= Bhattathiri =

Members of the Namboothiri of Kerala, India

The Bhattathiri are members of the Namboothiri community of Kerala, India. The Namboothiris (Malayalam: നമ്പൂതിരി) are upper class Brahmins in the caste system in India.

==Types==
The three types of Bhattathiris are Saasthra Bhattathiris, Smaartha Bhattathiris and Bhaagavatha Bhattathiris. These are titles gained due to scholarship.

Historically, Namboothiris have focused on the acquisition and application of knowledge. Saasthra Bhattathiris received the "Bhatta" title after passing examinations on their scholarship. All Saasthra Namboothiris are from Aadu or Edu class, the elite Namboothiris.
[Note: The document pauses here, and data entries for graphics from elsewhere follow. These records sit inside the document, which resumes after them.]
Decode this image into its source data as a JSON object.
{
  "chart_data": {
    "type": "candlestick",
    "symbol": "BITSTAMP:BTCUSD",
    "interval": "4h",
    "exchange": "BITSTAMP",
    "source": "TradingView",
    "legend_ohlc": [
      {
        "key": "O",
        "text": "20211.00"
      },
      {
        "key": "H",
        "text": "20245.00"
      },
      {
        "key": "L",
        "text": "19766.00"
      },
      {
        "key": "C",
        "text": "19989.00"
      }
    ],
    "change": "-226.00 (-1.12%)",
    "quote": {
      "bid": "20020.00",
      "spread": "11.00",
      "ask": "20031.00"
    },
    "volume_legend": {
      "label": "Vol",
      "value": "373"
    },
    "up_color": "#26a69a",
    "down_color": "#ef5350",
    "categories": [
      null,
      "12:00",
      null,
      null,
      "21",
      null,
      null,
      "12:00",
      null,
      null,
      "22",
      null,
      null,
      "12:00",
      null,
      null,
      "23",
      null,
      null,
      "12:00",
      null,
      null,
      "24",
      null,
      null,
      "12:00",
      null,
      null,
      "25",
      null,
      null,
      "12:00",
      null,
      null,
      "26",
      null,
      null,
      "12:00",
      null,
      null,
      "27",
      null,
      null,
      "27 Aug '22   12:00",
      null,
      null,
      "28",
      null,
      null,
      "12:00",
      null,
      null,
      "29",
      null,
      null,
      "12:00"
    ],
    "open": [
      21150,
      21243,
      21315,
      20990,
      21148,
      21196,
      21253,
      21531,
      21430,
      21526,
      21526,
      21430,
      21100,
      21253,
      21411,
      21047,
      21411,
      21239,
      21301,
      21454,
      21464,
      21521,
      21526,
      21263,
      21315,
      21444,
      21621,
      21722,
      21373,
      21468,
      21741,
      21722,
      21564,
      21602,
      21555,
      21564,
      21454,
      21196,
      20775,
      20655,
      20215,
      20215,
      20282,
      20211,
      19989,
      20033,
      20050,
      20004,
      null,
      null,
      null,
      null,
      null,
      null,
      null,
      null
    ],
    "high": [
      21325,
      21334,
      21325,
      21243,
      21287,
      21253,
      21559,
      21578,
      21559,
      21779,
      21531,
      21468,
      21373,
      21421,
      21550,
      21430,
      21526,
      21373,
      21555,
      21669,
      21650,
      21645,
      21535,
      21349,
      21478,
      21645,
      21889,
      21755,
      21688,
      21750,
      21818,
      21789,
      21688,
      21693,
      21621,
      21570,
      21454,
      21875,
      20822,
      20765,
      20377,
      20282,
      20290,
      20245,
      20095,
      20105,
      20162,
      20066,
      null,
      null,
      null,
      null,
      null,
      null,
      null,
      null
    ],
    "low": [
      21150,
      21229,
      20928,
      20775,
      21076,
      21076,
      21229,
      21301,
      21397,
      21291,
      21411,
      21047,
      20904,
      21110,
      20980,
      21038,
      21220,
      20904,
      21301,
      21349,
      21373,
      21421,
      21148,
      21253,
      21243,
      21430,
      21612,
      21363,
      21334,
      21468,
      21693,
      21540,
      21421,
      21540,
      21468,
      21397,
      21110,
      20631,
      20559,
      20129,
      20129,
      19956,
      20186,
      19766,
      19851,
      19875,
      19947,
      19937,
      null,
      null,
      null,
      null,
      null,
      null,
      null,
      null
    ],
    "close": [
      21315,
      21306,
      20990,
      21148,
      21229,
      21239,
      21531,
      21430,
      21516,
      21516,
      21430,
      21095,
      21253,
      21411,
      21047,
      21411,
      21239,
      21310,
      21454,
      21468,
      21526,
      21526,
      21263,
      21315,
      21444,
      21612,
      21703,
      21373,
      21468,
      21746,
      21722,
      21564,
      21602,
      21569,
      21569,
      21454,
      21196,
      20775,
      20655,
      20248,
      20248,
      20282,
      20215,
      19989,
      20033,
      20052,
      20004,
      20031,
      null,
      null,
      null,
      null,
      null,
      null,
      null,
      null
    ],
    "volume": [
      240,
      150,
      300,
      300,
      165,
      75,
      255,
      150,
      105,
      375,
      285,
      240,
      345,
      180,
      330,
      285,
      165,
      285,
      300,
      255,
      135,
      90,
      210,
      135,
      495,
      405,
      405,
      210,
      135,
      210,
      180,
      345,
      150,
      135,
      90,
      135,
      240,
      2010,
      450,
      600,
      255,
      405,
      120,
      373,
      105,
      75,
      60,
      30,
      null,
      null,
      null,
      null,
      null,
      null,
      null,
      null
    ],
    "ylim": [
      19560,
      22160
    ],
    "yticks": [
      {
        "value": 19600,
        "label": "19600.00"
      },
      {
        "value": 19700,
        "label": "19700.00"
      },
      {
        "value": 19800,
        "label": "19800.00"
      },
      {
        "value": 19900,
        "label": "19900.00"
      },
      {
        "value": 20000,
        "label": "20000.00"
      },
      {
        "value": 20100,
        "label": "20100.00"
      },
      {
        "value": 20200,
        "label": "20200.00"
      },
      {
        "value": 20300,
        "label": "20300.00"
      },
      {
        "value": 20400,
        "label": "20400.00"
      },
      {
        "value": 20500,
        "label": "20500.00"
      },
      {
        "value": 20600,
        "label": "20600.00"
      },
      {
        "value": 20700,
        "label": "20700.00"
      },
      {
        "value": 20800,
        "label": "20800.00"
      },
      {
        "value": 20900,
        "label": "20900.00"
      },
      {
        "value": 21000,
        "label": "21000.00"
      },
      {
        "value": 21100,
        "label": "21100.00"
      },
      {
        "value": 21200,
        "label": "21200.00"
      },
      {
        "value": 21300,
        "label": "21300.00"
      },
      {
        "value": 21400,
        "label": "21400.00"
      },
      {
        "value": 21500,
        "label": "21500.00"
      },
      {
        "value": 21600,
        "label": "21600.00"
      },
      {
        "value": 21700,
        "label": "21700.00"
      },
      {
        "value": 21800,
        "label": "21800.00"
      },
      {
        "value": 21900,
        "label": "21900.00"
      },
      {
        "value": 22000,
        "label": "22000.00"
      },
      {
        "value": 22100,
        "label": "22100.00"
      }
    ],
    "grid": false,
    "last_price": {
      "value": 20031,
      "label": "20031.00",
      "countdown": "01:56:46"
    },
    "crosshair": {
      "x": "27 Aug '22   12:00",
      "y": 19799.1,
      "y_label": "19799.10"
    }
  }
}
The Smaartha Bhattathiris specialized in conducting trials of Namboothiris. Judgements would be pronounced based on their findings. This trial process was called Jaathi Saasyam or Smaartha Vichaaram, and the expert conducting it was called Smaarthan or Smaartha Bhattathiri, with the term Bhattathiri meaning "expert".

Bhaagavatha Bhattathiris specialize in the recitation of puraanams (epics). Namboothiri families of various classes were Bhaagavatha Bhattathiris.